Usai Diberhentikan dari Anggota PAN Maluku Utara, Iskandar Idrus Bakal Ajukan Gugatan
Iskandar: Pemberhentian Anggota DPRD Tidak Seutuhnya Jadi Kewenangan Partai
TERNATE (kalesang) – Mantan Ketua Dewan Pimpinan Wilayah (DPW) PAN Maluku Utara, Iskandar Idrus akan mengajukan gugatan usai dirinya diberhentikan menjadi anggota partai.
Iskandar diberhentikan berdasarkan Surat Keputusan DPP PAN Nomor: PAN/A/Kpts/KU-SJ/126/V/2023 Tentang Pemberhentian Tetap Iskandar Idrus Sebagai Anggota Partai Amanat Nasional tertanggal 16 Mei 2023.
Iskandar mengatakan, terkait keputusan DPP PAN itu kurang lebih terdapat beberapa alasan, seperti dirinya dianggap tidak melaksanakan perintah DPP, yakni untuk ikut sebagai Bacaleg.
“Untuk itu kami memberikan klarifikasi, bahwa kami sudah mencalonkan diri sebagai DPR RI, tetapi kami tidak diakomodir.” Kata Iskandar, Minggu (21/5/2023).
Terkait dengan keputusan tersebut, anggota DPRD Maluku Utara itu mengatakan, dirinya sudah meminta dan menunjuk Hairun Rizal sebagai kuasa hukumnya dalam rangka melakukan gugatan atas keputusan DPP.
Alasan diajukan gugatan ini, menurut dia, ketika dirinya diberhentikan sebagai anggota partai, maka tentu berimplikasi kepada pemberhentiannya sebagai anggota DPRD.
Padahal, lanjut Iskandar, dirinya menjadi anggota DPRD terdapat hak masyarakat yang telah mendelegasikan aspirasinya lewat Pemilu, sehingga dia terpilih menjadi anggota DPRD Maluku Utara.
“Ini yang kemudian akan kami gugat atas keputusan DPP. Dalam kacamata kami, pemberhentian anggota DPRD ini tidak seutuhnya menjadi kewenangan partai. Karena di sana ada juga kewenangan masyarakat yang telah didelegasikan ke kami secara personal untuk mewakili masyarakat di parlemen.” Ungkap Iskandar.
Berita Terkait: Usai Undur dari Ketua DPW PAN Maluku Utara, Iskandar Akui Dapat Tawaran 3 Partai
Jika hal ini tidak digugat, ia menyebutkan, maka hal tersebut menjadi soal, di mana dengan sendirinya ada hak-hak masyarakat yang terzolimi yang telah disalurkan melalui mekanisme Pemilu.

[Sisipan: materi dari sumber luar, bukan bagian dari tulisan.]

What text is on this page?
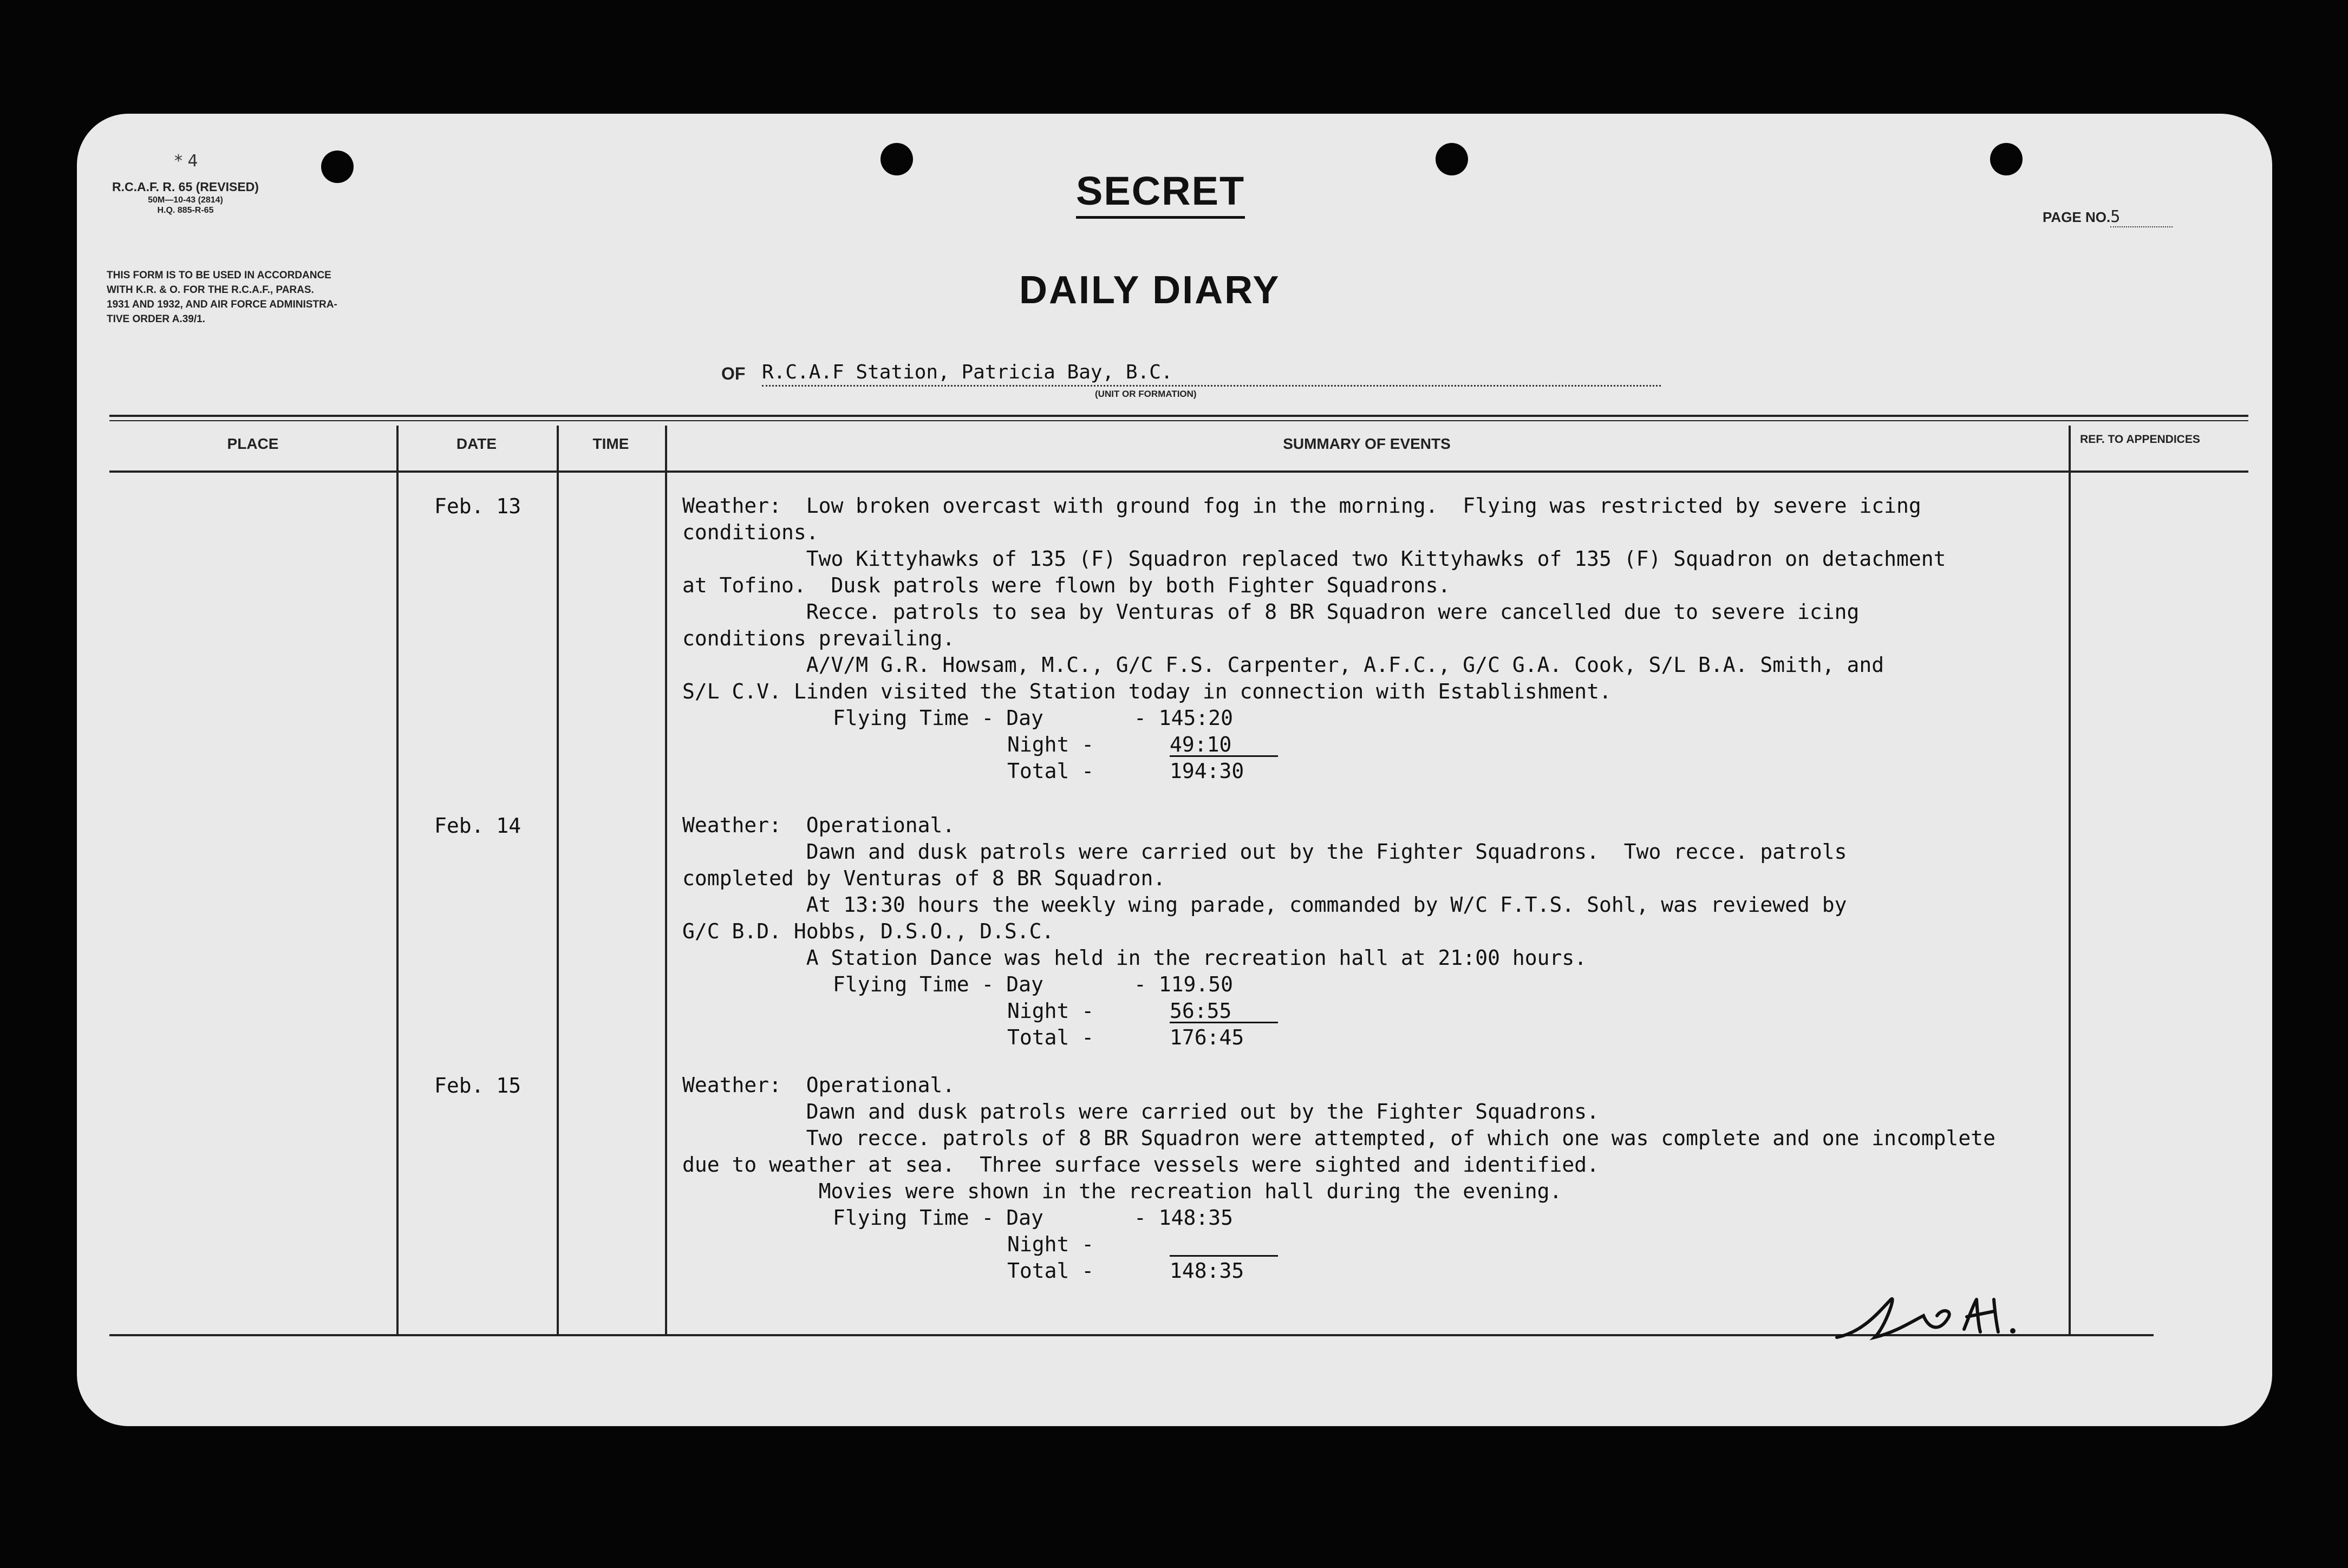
* 4
R.C.A.F. R. 65 (REVISED)
50M—10-43 (2814)
H.Q. 885-R-65	SECRET
PAGE NO.5
THIS FORM IS TO BE USED IN ACCORDANCE
WITH K.R. & O. FOR THE R.C.A.F., PARAS.
1931 AND 1932, AND AIR FORCE ADMINISTRA-
TIVE ORDER A.39/1.
DAILY DIARY
OF R.C.A.F Station, Patricia Bay, B.C.
(UNIT OR FORMATION)
PLACE	DATE	TIME	SUMMARY OF EVENTS	REF. TO APPENDICES
Feb. 13	Weather:  Low broken overcast with ground fog in the morning.  Flying was restricted by severe icing
conditions.
Two Kittyhawks of 135 (F) Squadron replaced two Kittyhawks of 135 (F) Squadron on detachment
at Tofino.  Dusk patrols were flown by both Fighter Squadrons.
Recce. patrols to sea by Venturas of 8 BR Squadron were cancelled due to severe icing
conditions prevailing.
A/V/M G.R. Howsam, M.C., G/C F.S. Carpenter, A.F.C., G/C G.A. Cook, S/L B.A. Smith, and
S/L C.V. Linden visited the Station today in connection with Establishment.
Flying Time - Day	- 145:20
Night -	49:10
Total -	194:30
Feb. 14	Weather:  Operational.
Dawn and dusk patrols were carried out by the Fighter Squadrons.  Two recce. patrols
completed by Venturas of 8 BR Squadron.
At 13:30 hours the weekly wing parade, commanded by W/C F.T.S. Sohl, was reviewed by
G/C B.D. Hobbs, D.S.O., D.S.C.
A Station Dance was held in the recreation hall at 21:00 hours.
Flying Time - Day	- 119.50
Night -	56:55
Total -	176:45
Feb. 15	Weather:  Operational.
Dawn and dusk patrols were carried out by the Fighter Squadrons.
Two recce. patrols of 8 BR Squadron were attempted, of which one was complete and one incomplete
due to weather at sea.  Three surface vessels were sighted and identified.
Movies were shown in the recreation hall during the evening.
Flying Time - Day	- 148:35
Night -
Total -	148:35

“Ini yang kemudian menjadi soal yang harus kami gugat secara hukum melalui kuasa hukum yang kami tunjuk.” Katanya.
Berita Terkait: Ketua DPW PAN Maluku Utara Resmi Mengundurkan Diri dari Jabatannya, Ada Apa?
Tentu, Iskandar menambahkan, ada beberapa mekanisme hukum yang dilakukan, yang mana pertama-tama mengajukan gugatan ke mahkamah partai untuk menggugat diktum-diktum dalam surat pemberhentian.
Selanjutnya, kata dia, akan menggugat ke pengadilan, sebagaimana mekanisme hukum yang berlaku di Indonesia.
Sementara kuasa hukum Iskandar Idrus, Hairun Rizal mengatakan, walaupun kliennya baru mendapatkan surat pemberhentian, akan tetapi ketika membaca atau mencermati diktum atau isi surat bahwa bisa diajukan gugatan atau mechalenge keputusan itu ke peradilan.
“Dalam analisis kami, tentu ada hak-hak yang melekat pada klien kami, tetapi kemudian langsung diambil keputusan pemberhentian secara tetap.” Kata Hairun.
Mestinya, kata Hairun, jika menggunakan perspektif AD/ART atau UU Partai Politik, tentu ada tahapan-tahapannya. Hanya saja, terkait dengan materi gugatan dirinya tidak bisa menyampaikan, nantinya akan diajukan ke peradilan untuk kemudian majelis hakim memeriksa, mengadili dan memutuskan perkara tersebut.
“Terkait bagaimana keputusan pengadilan nanti, tentu akan menjadi acuan untuk ditaati terkait putusan pengadilan tersebut.” Pungkasnya.